Current Intel CPU cache architecture consists of local L1 and L2 caches and shared inclusive L3 cache. I have two similar questions regarding this:
UPDATE: Be aware that Intel Skylake has new L3 cache architecture which is non-inclusive.
The answer to both questions is yes.
The second is simpler, so let's start there - the main benefit of the L3 cache is that it's shared. The purpose of this sharing is to allow you to utilize more cache capacity by a single thread when needed than is would have otherwise get if you were to split the same resources between the cores instead of making them shared.

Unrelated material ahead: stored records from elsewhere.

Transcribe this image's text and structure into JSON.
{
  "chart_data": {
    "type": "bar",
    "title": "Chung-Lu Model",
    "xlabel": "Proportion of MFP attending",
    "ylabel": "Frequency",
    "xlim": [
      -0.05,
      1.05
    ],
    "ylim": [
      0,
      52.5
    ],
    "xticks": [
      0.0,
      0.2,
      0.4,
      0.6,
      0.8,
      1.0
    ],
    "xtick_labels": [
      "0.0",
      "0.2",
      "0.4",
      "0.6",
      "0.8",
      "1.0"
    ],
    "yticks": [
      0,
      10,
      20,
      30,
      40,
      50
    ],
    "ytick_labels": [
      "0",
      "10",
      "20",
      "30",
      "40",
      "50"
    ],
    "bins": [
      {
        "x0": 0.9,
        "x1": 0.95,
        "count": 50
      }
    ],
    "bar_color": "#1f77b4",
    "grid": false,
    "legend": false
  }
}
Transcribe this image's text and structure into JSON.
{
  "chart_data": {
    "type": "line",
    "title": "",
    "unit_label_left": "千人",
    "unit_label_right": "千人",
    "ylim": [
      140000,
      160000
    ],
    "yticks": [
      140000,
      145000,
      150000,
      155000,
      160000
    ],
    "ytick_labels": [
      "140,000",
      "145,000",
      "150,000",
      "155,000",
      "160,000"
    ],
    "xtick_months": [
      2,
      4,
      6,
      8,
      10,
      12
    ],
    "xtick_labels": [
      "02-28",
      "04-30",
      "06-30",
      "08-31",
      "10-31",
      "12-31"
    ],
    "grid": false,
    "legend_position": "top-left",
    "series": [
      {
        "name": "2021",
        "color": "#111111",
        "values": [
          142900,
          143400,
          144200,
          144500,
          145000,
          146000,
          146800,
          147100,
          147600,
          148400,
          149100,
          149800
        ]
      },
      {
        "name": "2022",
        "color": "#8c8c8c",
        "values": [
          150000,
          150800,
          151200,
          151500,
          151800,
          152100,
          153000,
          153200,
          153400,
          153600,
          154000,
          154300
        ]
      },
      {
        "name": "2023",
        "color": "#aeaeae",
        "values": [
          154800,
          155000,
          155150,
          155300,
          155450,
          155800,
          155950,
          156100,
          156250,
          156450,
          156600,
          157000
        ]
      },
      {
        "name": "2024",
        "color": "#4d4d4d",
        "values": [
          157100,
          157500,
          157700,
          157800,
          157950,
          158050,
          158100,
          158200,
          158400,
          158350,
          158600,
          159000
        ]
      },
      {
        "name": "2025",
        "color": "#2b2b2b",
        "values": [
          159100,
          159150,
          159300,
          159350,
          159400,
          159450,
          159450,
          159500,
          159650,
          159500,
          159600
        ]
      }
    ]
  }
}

In other words, if all N cores are active and balanced, and the data is evenly distributed (i.e. no alignment issues), you would get exactly the same share (1/N) of the LLC per core. However, if one core is more cache hungry - there's room for it to grow at the expense of the others that are currently less cache bound. In the extreme case of course, you can utilize the entire L3 by a single process, disregarding the cases where the architecture decides to preserve some subset of the L3 dedicated to some task (quite common) or some core (much less common).
As for the first question - if the L3 is inclusive (as is the case in most common CPUs, mostly for efficient snoop filtering), and one of the threads becomes dominant and takes over it entirely, then the data placed there by the other cores (the less active ones) will have to be evicted to memory, and in order to enforce inclusiveness - these lines will also have to be forced out of the respective cores' L1 and L2. If you keep the data there (breaking inclusiveness), you will lose coherency.
On systems where the L3 is not inclusive, this behavior will not happen, and the less active core will be able to retain their data internally in the L1/L2. However, such systems may employ an inclusive snoop filter, which may suffer from the same problem (and force evictions again) - depending on the exact cache protocol.